The first group means that you cannot function without conscious thinking. For example, you have forgotten something and you know it. Then you have to put a conscious effort to remember what you have forgotten. This is the most uncommon group of these actions, but people think it is the most common one. Belief in human rationality lies in this misunderstanding.

The second group of actions is skills that can be done either way after once they are well learned. This group of actions does not usually require precise timing or fast execution. Driving is one of these skills. For example, you can take a similar journey from home to work every day without thinking about it consciously during the journey. Sometimes you have to consciously change your journey because of a traffic jam or to stop buying some groceries either in a way back home or to work.

The third group of actions is skilled and initially learned with conscious effort. Usually, this means lots of conscious repetitions. These actions move gradually from conscious to unconscious. The harder these actions get, the more conscious effort you need. Finally, this group of actions becomes automated. After the automatization of the action, conscious actions can fail. For example, if you had watched sports, you might have encountered professional athletes failing in easy situations where they had too much time to perform an easy action. Conscious actions are not as effective in those situations than unconscious actions.

The fourth group of actions is normally unconscious. These actions change into consciousness by getting some feedback about their effects. This feedback is usually biological and aims for controlling bodily functions. For example, you can have a sports clock that measures your heartbeats and you can consciously aim for getting your heartbeat higher or lower depending on your needs. You might acknowledge the changes in your bodily functions, but details of how you do it remains unconscious.

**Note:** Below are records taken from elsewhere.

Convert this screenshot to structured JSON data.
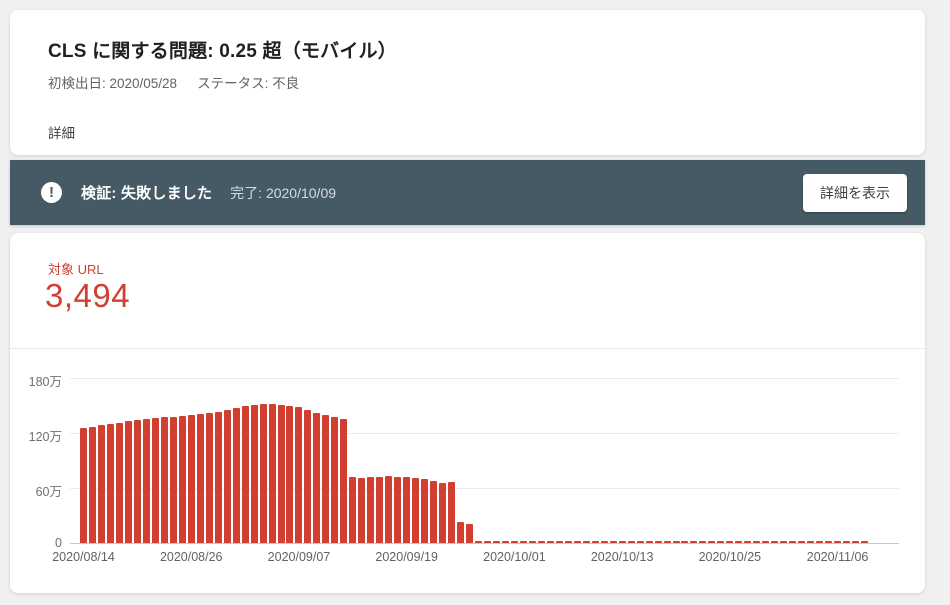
{
  "header_card": {
    "title": "CLS に関する問題: 0.25 超（モバイル）",
    "first_detected": "初検出日: 2020/05/28",
    "status": "ステータス: 不良",
    "details_heading": "詳細"
  },
  "validation_banner": {
    "icon_glyph": "!",
    "status_text": "検証: 失敗しました",
    "completed_text": "完了: 2020/10/09",
    "button_label": "詳細を表示",
    "bg_color": "#455a64"
  },
  "summary": {
    "metric_label": "対象 URL",
    "metric_value": "3,494",
    "accent_color": "#d23f31"
  },
  "chart_data": {
    "type": "bar",
    "title": "",
    "xlabel": "",
    "ylabel": "",
    "unit": "万 (×10,000 URLs)",
    "ylim": [
      0,
      180
    ],
    "bar_color": "#d23f31",
    "grid": true,
    "y_ticks": [
      {
        "label": "180万",
        "value": 180
      },
      {
        "label": "120万",
        "value": 120
      },
      {
        "label": "60万",
        "value": 60
      },
      {
        "label": "0",
        "value": 0
      }
    ],
    "x_tick_indices": [
      0,
      12,
      24,
      36,
      48,
      60,
      72,
      84
    ],
    "dates": [
      "2020/08/14",
      "2020/08/15",
      "2020/08/16",
      "2020/08/17",
      "2020/08/18",
      "2020/08/19",
      "2020/08/20",
      "2020/08/21",
      "2020/08/22",
      "2020/08/23",
      "2020/08/24",
      "2020/08/25",
      "2020/08/26",
      "2020/08/27",
      "2020/08/28",
      "2020/08/29",
      "2020/08/30",
      "2020/08/31",
      "2020/09/01",
      "2020/09/02",
      "2020/09/03",
      "2020/09/04",
      "2020/09/05",
      "2020/09/06",
      "2020/09/07",
      "2020/09/08",
      "2020/09/09",
      "2020/09/10",
      "2020/09/11",
      "2020/09/12",
      "2020/09/13",
      "2020/09/14",
      "2020/09/15",
      "2020/09/16",
      "2020/09/17",
      "2020/09/18",
      "2020/09/19",
      "2020/09/20",
      "2020/09/21",
      "2020/09/22",
      "2020/09/23",
      "2020/09/24",
      "2020/09/25",
      "2020/09/26",
      "2020/09/27",
      "2020/09/28",
      "2020/09/29",
      "2020/09/30",
      "2020/10/01",
      "2020/10/02",
      "2020/10/03",
      "2020/10/04",
      "2020/10/05",
      "2020/10/06",
      "2020/10/07",
      "2020/10/08",
      "2020/10/09",
      "2020/10/10",
      "2020/10/11",
      "2020/10/12",
      "2020/10/13",
      "2020/10/14",
      "2020/10/15",
      "2020/10/16",
      "2020/10/17",
      "2020/10/18",
      "2020/10/19",
      "2020/10/20",
      "2020/10/21",
      "2020/10/22",
      "2020/10/23",
      "2020/10/24",
      "2020/10/25",
      "2020/10/26",
      "2020/10/27",
      "2020/10/28",
      "2020/10/29",
      "2020/10/30",
      "2020/10/31",
      "2020/11/01",
      "2020/11/02",
      "2020/11/03",
      "2020/11/04",
      "2020/11/05",
      "2020/11/06",
      "2020/11/07",
      "2020/11/08",
      "2020/11/09"
    ],
    "values": [
      125,
      127,
      129,
      130,
      131,
      133,
      134,
      135,
      136,
      137,
      138,
      139,
      140,
      141,
      142,
      143,
      145,
      147,
      149,
      151,
      152,
      152,
      151,
      150,
      148,
      145,
      142,
      140,
      137,
      135,
      72,
      71,
      72,
      72,
      73,
      72,
      72,
      71,
      70,
      68,
      65,
      67,
      23,
      21,
      1,
      1,
      1,
      1,
      1,
      1,
      1,
      1,
      1,
      1,
      1,
      1,
      1,
      1,
      1,
      1,
      1,
      1,
      1,
      1,
      1,
      1,
      1,
      1,
      1,
      1,
      1,
      1,
      1,
      1,
      1,
      1,
      1,
      1,
      1,
      1,
      1,
      1,
      1,
      1,
      1,
      1,
      1,
      1
    ]
  }
}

The fifth group consists of actions that are always unconscious and mostly spinal reflexes. You cannot intentionally grow your hair or change your blood sugar level. The latter happens at least when you are not consciously eating or you are sleeping. These actions are unconscious. And some survival reflexes are unconscious, too. For example, avoiding a surprising flying object that comes toward you. These actions keep you alive. Therefore, they are necessary. Without these spinal reflexes, mankind wouldn´t exist.

Some actions are performed better with your unconscious mind and some of them are performed better when you put conscious effort. Speed is one variable that separates the need for the unconscious mind and the use of consciousness. As you have noticed, most skilled actions do not require consciousness. When you look at the experts performing their skilled actions, they seem effortless. This is the result of thousands of repetitions done with conscious thought. Expertise is not the most usual way of performing unconscious actions. Habits are the most usual unconscious actions. The quality of your habits is the most useful indicator to see if you will be successful. What this means is that the outcomes of your good habits must be better than the outcomes of your bad habits.

You cannot only perform unconscious actions in life. Big decisions with lots of variables require conscious thought. They require more time. Therefore, if you have no time, you have to rely on your unconscious mind. It is more prone to errors. Separating the unconscious and conscious mind and decisions is not a perfect model. Without the unconscious mind, you wouldn´t make any decisions. You would think about irrelevant things for hours without making any conclusions without it. Therefore, both are very much needed in every decision.